With stress, depression and anxiety currently estimated to cost UK employers about £28.3bn a year, the potential savings for employers from better practice could be significant, said Mike Kelly, NICE’s Public Health Excellence Centre director.
“By following these recommendations an average organisation of 1,000 employees can expect to save an estimated £250,000 a year, due to reduced absenteeism and increased performance,” he said.
“The guidance therefore represents a win-win for employers and their employees and should be seen as a key document for organisations irrespective of their size or sector,” he added.
Yet simple measures, such as performing annual audits of employee wellbeing, remained relatively uncommon, he said.
NICE’s main recommendations for employers were to:
- promote a culture of participation, equality and fairness based on open communication and inclusion
- create an awareness and understanding of mental wellbeing and reduce the potential for discrimination and stigma related to mental health problems
- ensure that systems are in place for assessing and monitoring the mental wellbeing of employees, such as employee attitude surveys, information about absence rates, staff turnover and investment in training and development;
- provide employees with opportunities for flexible working (where practicable)

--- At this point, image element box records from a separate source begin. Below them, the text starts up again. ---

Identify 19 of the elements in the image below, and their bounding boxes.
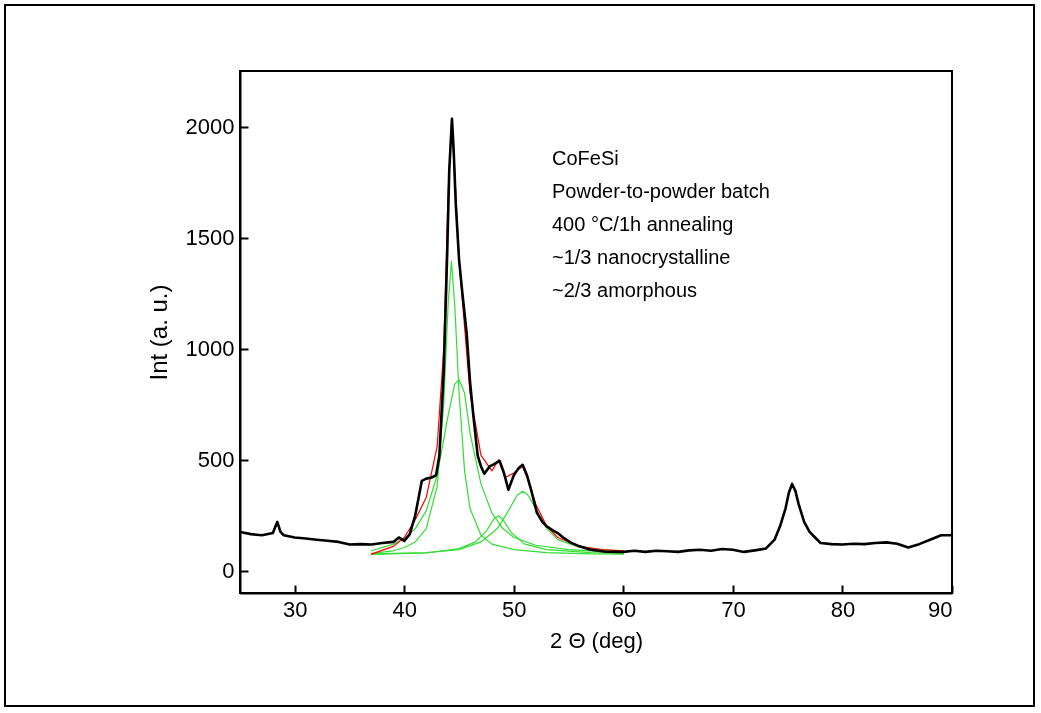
- annotation: ~2/3 amorphous: [552, 279, 698, 301]
- x-tick-label: 80: [830, 596, 856, 622]
- x-tick-label: 50: [502, 596, 527, 622]
- annotation: ~1/3 nanocrystalline: [552, 246, 731, 268]
- x-tick-label: 40: [392, 596, 418, 622]
- x-axis-title: 2 Θ (deg): [550, 627, 643, 653]
- y-tick-label: 500: [197, 447, 235, 473]
- x-tick-label: 90: [928, 596, 953, 622]
- x-tick-label: 30: [283, 596, 308, 622]
- annotation: CoFeSi: [552, 147, 619, 169]
- x-tick-label: 60: [611, 596, 637, 622]
- y-tick-label: 2000: [185, 114, 235, 140]
- x-tick-label: 70: [721, 596, 746, 622]
- annotation: 400 °C/1h annealing: [552, 213, 734, 235]
- y-tick-label: 0: [222, 558, 235, 584]
- annotation: Powder-to-powder batch: [552, 180, 770, 202]
- y-tick-label: 1500: [185, 225, 235, 251]
- y-tick-label: 1000: [185, 336, 235, 362]
- y-axis-title: Int (a. u.): [144, 284, 172, 381]
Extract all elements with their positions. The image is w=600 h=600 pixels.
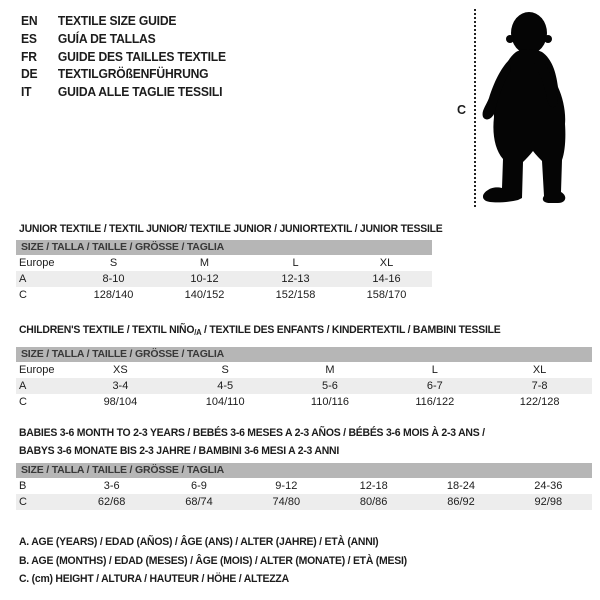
- row-cell: 4-5: [217, 380, 234, 392]
- row-cell: 62/68: [97, 496, 126, 508]
- row-cell: 122/128: [519, 396, 560, 408]
- size-table-children: SIZE / TALLA / TAILLE / GRÖSSE / TAGLIA …: [16, 347, 592, 410]
- row-cell: 3-4: [112, 380, 129, 392]
- row-cell: 104/110: [205, 396, 245, 408]
- language-list: EN TEXTILE SIZE GUIDE ES GUÍA DE TALLAS FR GU…: [21, 13, 232, 102]
- language-code: ES: [21, 31, 37, 46]
- row-cell: 12-13: [281, 273, 310, 285]
- language-title: TEXTILE SIZE GUIDE: [57, 14, 177, 28]
- size-table-header: SIZE / TALLA / TAILLE / GRÖSSE / TAGLIA: [16, 347, 592, 362]
- babies-heading-line1: BABIES 3-6 MONTH TO 2-3 YEARS / BEBÉS 3-…: [19, 427, 485, 439]
- row-label: B: [19, 480, 27, 492]
- row-cell: 12-18: [359, 480, 388, 492]
- table-row: Europe S M L XL: [16, 255, 432, 271]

- strengthen the role of line managers in promoting the mental wellbeing of employees through a supportive leadership style and management practices.
In a separate report, the Sainsbury Centre for Mental Health has said that the NHS should invest more in employment support for people with severe or enduring mental health problems.
Individual placement and support schemes, which help people with such conditions into paid work, would, at a cost of £67m a year in England, be better value for money than continual spending on day and vocational services, which costs around £184m a year, it argued.